Senin, 10 Agustus 2015

Pengaruh Pergaulan Bebas di Masyarakat Barat

Sesungguhnya jumlah dan peristiwa serta data yang diperoleh dari hasil statistik itulah yang berbicara dan menjelaskan masalah tersebut. Sungguh telah nampak pengaruh kebebasan seks yang sampai saat ini masih menjadi problem bagi laki-laki dan wanita sebagai berikut:

1. Dekadensi Moral

Kendornya nilai-nilai akhlaq dan dominasi syahwat, menangnya sifat kebinatangan atas sifat kemanusiaan, hilangnya rasa malu dan pemeliharaan antara kaum wanita dan kaum pria dan ketidaktenangan masyarakat, seluruhnya disebabkan karena pergaulan bebas.

Seorang mantan presiden AS bernama Kennedy mengatakan dalam wawancaranya dengan wartawan pada tahun 1962, "Sesungguhnya pemuda Amerika telah larut, berfoya-foya, sudah terlepas dari ikatan, dan tenggelam dalam syahwat. Di antara tujuh pemuda yang mendaftar untuk menjadi tentara didapatkan dari tujuh itu enam pemuda yang tidak sehat, disebabkan mereka terjerumus dalam syahwat... dan saya peringatkan bahwa pemuda seperti itu merupakan ancaman besar bagi masa depan Amerika."

Di dalam buku yang disusun oleh direktur pusat penelitian di Universitas "Harvard" dengan thema "Revolusi Seks" penulis menegaskan bahwa Amerika telah sampai pada bahaya besar dalam kerusakan seks.
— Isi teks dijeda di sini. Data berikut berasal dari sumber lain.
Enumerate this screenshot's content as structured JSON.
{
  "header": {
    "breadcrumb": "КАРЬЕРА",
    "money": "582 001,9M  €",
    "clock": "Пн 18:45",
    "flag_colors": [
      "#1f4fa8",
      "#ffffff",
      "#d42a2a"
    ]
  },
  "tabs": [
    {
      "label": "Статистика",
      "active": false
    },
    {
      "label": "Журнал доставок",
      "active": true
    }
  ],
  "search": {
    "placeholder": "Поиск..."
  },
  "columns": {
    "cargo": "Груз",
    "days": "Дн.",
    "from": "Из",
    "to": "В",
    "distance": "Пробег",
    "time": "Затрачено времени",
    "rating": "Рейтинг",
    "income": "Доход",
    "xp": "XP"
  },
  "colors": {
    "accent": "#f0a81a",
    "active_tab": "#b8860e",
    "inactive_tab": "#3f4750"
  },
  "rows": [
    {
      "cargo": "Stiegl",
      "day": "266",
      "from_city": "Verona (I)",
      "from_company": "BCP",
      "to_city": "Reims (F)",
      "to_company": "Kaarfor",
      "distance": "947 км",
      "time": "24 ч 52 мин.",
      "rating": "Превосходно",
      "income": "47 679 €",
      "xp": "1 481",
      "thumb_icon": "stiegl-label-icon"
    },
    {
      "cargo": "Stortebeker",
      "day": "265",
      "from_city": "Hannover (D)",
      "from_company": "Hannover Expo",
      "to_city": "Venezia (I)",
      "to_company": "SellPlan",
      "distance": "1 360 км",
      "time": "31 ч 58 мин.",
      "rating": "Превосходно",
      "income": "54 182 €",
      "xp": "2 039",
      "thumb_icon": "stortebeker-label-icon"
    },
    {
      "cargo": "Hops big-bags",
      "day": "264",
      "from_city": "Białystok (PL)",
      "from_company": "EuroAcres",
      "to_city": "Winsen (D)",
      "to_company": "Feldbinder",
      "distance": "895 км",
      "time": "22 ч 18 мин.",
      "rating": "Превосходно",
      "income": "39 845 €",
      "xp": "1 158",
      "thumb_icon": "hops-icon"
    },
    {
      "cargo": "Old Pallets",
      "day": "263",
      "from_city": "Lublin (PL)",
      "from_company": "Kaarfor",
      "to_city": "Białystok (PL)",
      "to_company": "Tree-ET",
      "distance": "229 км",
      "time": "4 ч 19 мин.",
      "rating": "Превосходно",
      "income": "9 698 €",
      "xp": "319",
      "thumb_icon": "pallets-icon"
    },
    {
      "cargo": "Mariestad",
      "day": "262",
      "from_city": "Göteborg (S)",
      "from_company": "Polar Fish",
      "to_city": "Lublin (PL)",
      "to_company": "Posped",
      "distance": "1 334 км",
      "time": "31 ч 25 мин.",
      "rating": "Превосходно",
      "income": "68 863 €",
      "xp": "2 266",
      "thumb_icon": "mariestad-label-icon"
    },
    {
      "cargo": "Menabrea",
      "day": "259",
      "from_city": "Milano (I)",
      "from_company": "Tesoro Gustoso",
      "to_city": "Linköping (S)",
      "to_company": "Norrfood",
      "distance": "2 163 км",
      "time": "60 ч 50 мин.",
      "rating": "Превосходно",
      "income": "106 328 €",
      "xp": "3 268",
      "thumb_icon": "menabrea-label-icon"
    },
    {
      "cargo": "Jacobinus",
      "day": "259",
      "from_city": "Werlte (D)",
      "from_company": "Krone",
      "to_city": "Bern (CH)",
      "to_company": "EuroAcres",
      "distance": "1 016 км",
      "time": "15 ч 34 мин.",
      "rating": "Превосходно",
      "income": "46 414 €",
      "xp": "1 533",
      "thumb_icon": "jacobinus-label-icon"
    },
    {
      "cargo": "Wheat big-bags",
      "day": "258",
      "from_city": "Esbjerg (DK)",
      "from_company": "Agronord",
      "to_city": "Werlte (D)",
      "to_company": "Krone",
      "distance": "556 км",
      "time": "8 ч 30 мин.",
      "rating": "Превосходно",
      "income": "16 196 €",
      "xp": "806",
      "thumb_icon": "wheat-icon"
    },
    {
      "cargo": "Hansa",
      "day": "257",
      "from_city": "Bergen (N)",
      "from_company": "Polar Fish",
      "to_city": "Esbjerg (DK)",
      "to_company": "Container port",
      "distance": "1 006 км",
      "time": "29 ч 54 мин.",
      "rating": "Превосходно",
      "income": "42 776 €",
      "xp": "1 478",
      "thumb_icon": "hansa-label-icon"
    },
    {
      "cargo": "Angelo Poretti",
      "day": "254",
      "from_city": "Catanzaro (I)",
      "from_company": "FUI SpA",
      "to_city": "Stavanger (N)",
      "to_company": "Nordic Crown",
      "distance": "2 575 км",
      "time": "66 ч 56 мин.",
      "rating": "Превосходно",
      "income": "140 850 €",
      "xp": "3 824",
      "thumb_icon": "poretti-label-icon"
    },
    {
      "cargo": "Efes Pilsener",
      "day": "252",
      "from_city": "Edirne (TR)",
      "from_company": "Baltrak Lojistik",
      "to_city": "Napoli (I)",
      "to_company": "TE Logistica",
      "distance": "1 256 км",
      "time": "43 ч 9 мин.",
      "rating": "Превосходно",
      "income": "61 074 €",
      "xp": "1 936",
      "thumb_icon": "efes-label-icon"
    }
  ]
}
Dan Amerika sedang menuju pada kondisi yang sama yang menyebabkan jatuhnya dua peradaban Ighriqiyah dan Rumawi pada masa lalu. Ia mengatakan, "Sesungguhnya kita sudah dikepung dari seluruh arah dengan aliran ganas dari seks yang menenggelamkan seluruh kamar dari struktur peradaban kita dan seluruh bidang dari kehidupan kita secara menyeluruh."

Meskipun orang-orang Komunis sedikit sekali berbicara mengenai masalah-masalah seks, meskipun mereka tidak mengizinkan kepada mass media untuk meliputnya, tetapi pada tahun 1926 telah keluar pernyataan dari presiden Rusia "Khrusyuf" bahwa para pemuda (Rusia) telah menyimpang dan dirusak oleh kemewahan, ia juga memperingatkan bahwa telah dibuka di Serbia pos-pos militer baru untuk menghabisi pemuda-pemuda yang menyeleweng, karena itu merupakan bahaya atas masa depan Rusia.

2. Banyaknya Anak-anak yang Dilahirkan Secara Tidak Sah

lni merupakan fenomena umum yang disebabkan terlepasnya keinginan syahwat dan larutnya batas-batas antara para pemuda dan pemudi. Sebagian lembaga di Amerika membuat statistik untuk orang-orang yang hamil di luar pernikahan di kalangan pelajar SMA, ternyata jumlahnya sangat mengerikan.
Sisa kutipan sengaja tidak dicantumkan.